Si le nombre en était doublé, le budget des travaux publics n'aurait à supporter qu'une dépense presque insensible, et l'on faciliterait les relations du public avec la poste ; en outre, on favoriserait les recettes du trésor, sans aucun doute.
Mais en réclamant cet avantage pour les agglomérations de population, je n'oublie pas les petits centres, même les villages, même les hameaux, où le manque de boîtes est presque absolu. Je ne sais pourquoi le gouvernement ne place qu'une seule boîte à lettres dans un rayon d'une ou de deux lieues. Maints villages de ma connaissance, qui ont une circonférence de 2 à 3 lieues, n'ont qu'une seule boîte à lettres.

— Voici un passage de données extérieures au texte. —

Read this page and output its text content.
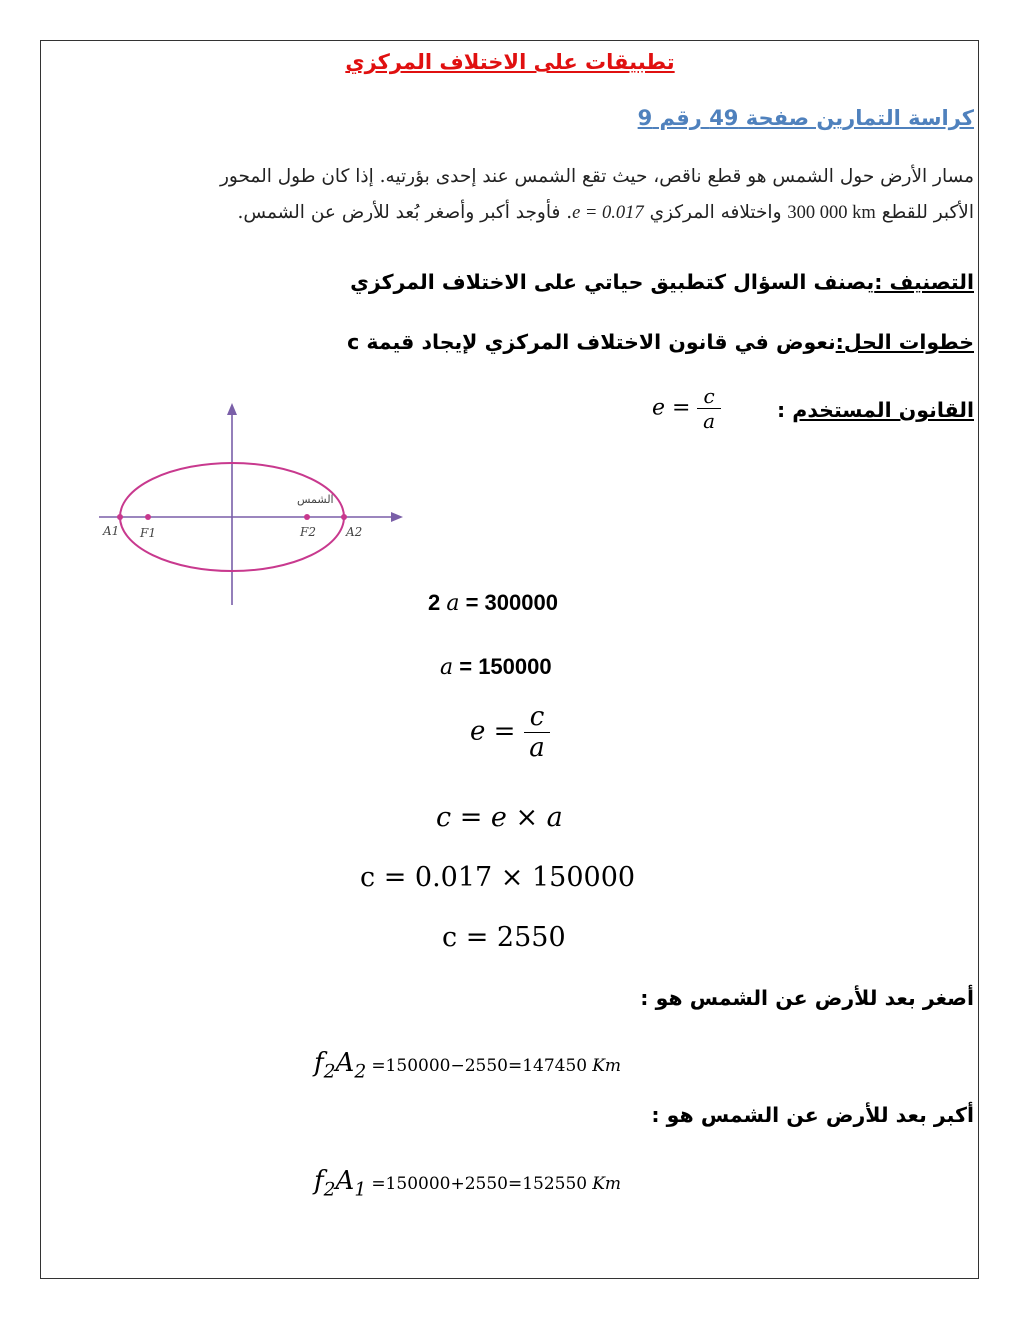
تطبيقات على الاختلاف المركزي
كراسة التمارين صفحة 49 رقم 9
مسار الأرض حول الشمس هو قطع ناقص، حيث تقع الشمس عند إحدى بؤرتيه. إذا كان طول المحور
الأكبر للقطع 300 000 km واختلافه المركزي e = 0.017. فأوجد أكبر وأصغر بُعد للأرض عن الشمس.
التصنيف :يصنف السؤال كتطبيق حياتي على الاختلاف المركزي
خطوات الحل:نعوض في قانون الاختلاف المركزي لإيجاد قيمة c
القانون المستخدم :
$e = \frac{c}{a}$
الشمس
A1 F1	F2	A2
2 a = 300000
a = 150000
$e = \frac{c}{a}$
c = e × a
c = 0.017 × 150000
c = 2550
أصغر بعد للأرض عن الشمس هو :
$f_2A_2 =150000-2550=147450$ Km
أكبر بعد للأرض عن الشمس هو :
$f_2A_1 =150000+2550=152550$ Km
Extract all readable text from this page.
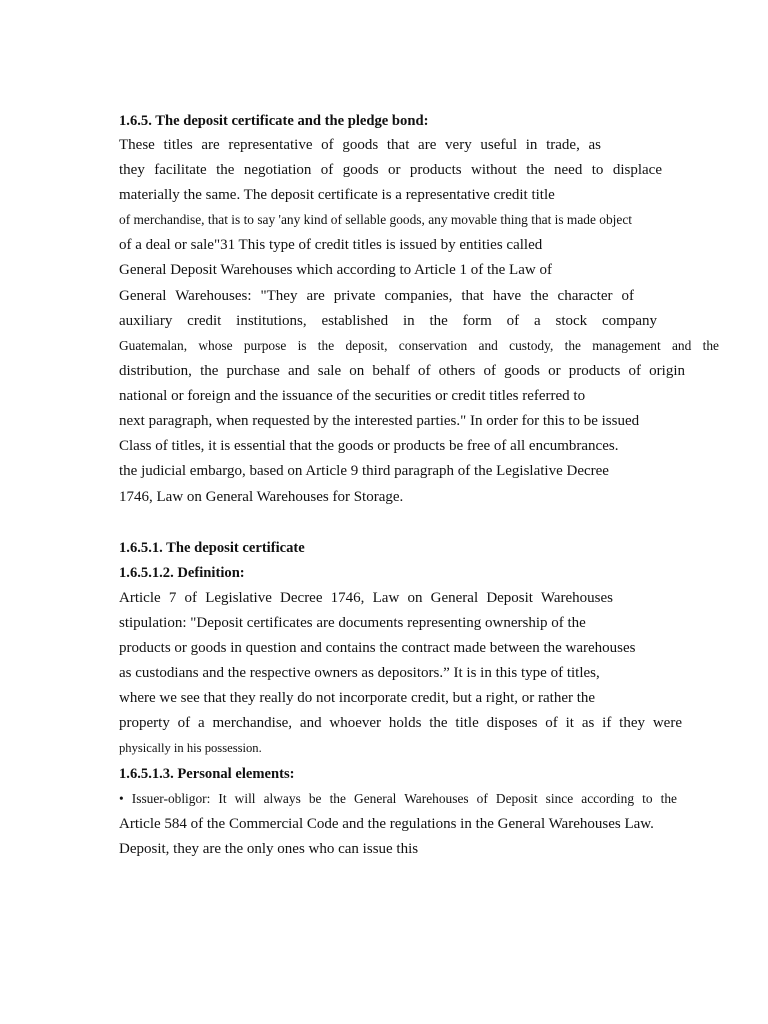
1.6.5. The deposit certificate and the pledge bond:
These titles are representative of goods that are very useful in trade, as
they facilitate the negotiation of goods or products without the need to displace
materially the same. The deposit certificate is a representative credit title
of merchandise, that is to say 'any kind of sellable goods, any movable thing that is made object
of a deal or sale"31 This type of credit titles is issued by entities called
General Deposit Warehouses which according to Article 1 of the Law of
General Warehouses: "They are private companies, that have the character of
auxiliary credit institutions, established in the form of a stock company
Guatemalan, whose purpose is the deposit, conservation and custody, the management and the
distribution, the purchase and sale on behalf of others of goods or products of origin
national or foreign and the issuance of the securities or credit titles referred to
next paragraph, when requested by the interested parties." In order for this to be issued
Class of titles, it is essential that the goods or products be free of all encumbrances.
the judicial embargo, based on Article 9 third paragraph of the Legislative Decree
1746, Law on General Warehouses for Storage.
1.6.5.1. The deposit certificate
1.6.5.1.2. Definition:
Article 7 of Legislative Decree 1746, Law on General Deposit Warehouses
stipulation: "Deposit certificates are documents representing ownership of the
products or goods in question and contains the contract made between the warehouses
as custodians and the respective owners as depositors.” It is in this type of titles,
where we see that they really do not incorporate credit, but a right, or rather the
property of a merchandise, and whoever holds the title disposes of it as if they were
physically in his possession.
1.6.5.1.3. Personal elements:
• Issuer-obligor: It will always be the General Warehouses of Deposit since according to the
Article 584 of the Commercial Code and the regulations in the General Warehouses Law.
Deposit, they are the only ones who can issue this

Quel inconvénient y aurait-il à en avoir deux ou trois ? Pourquoi ne pas placer une boîte à lettres dans tous les centres habités, là où il y a 200 à 300 hommes réunis ?
On m'a fait une objection et elle serait sérieuse, s'il n'y avait pas (page 143) moyen d'obvier à l'inconvénient qui m'a été signalé ; on m'a dit qu'il était impossible déplacer des boîtes à lettres dans les villages, où elles ne pourraient pas être surveillées. Cela est parfaitement vrai ; mais pourquoi ne placerait-on pas les boîtes dans les maisons, soit chez des personnes honorables où les bottes seraient aussi bien placées et avec autant de sûreté que dans les rues des villes, soit chez des fonctionnaires de l'Etat.
A Paris et dans d'autres grandes villes, le nombre des boites à lettres est triple, quadruple, même décuple de celui qui existe à Bruxelles.
Je voudrais donc étendre cette amélioration aux campagnes. Je puis donner à l'honorable ministre l'assurance qu'il faut faire parfois plus d'une lieue, non pas dans la Campine, mais dans les provinces les plus peuplées de la Belgique... (interruption), dans les Flandres, me dit l'honorable M. Rodenbach, j'ajoute moi, dans toutes les provinces, pour trouver le moyen de déposer une lettre. C'est un grand inconvénient.
Je tiens compte, je le répète, de l'objection qui m'a été faite ; c'est que les boîtes des villes ne peuvent pas être en sûreté dans les campagnes ; je le reconnais ; mais il n'y a aucune difficulté à établir les boites à lettres dans les maisons mêmes, par exemple, comme me le dit un honorable ami, dans toutes les écoles communales, dans celles des centres villageois, comme dans celles des hameaux ; là où il n'y a pas d'écoles, ou bien là où l'école serait trop rapprochée du bureau de poste déjà établi, on placerait les boîtes dans les maisons de fonctionnaires publics. Je suis persuadé que nul ne se refuserait à laisser établir une boîte à lettres dans sa maison. C'est un très grand avantage. M. le ministre des travaux publics n'aurait qu'à s'assurer de l'honnêteté de la personne.
M. de Theuxµ. - Messieurs, l'idée mise en avant par l'honorable M. Coomans me paraît pouvoir être réalisée avec facilité dans toutes les localités un peu peuplées où le facteur rural est obligé de passer ; si l'on y plaçait une boîte à lettres, le facteur s'arrêterait un instant pour prendre les lettres qui y seraient déposées, il n'y aurait donc là pour lui ni surcroît de parcours, ni perte de temps.
- La suite de la discussion est remise à mardi à deux heures.
La séance est levée à quatre heures.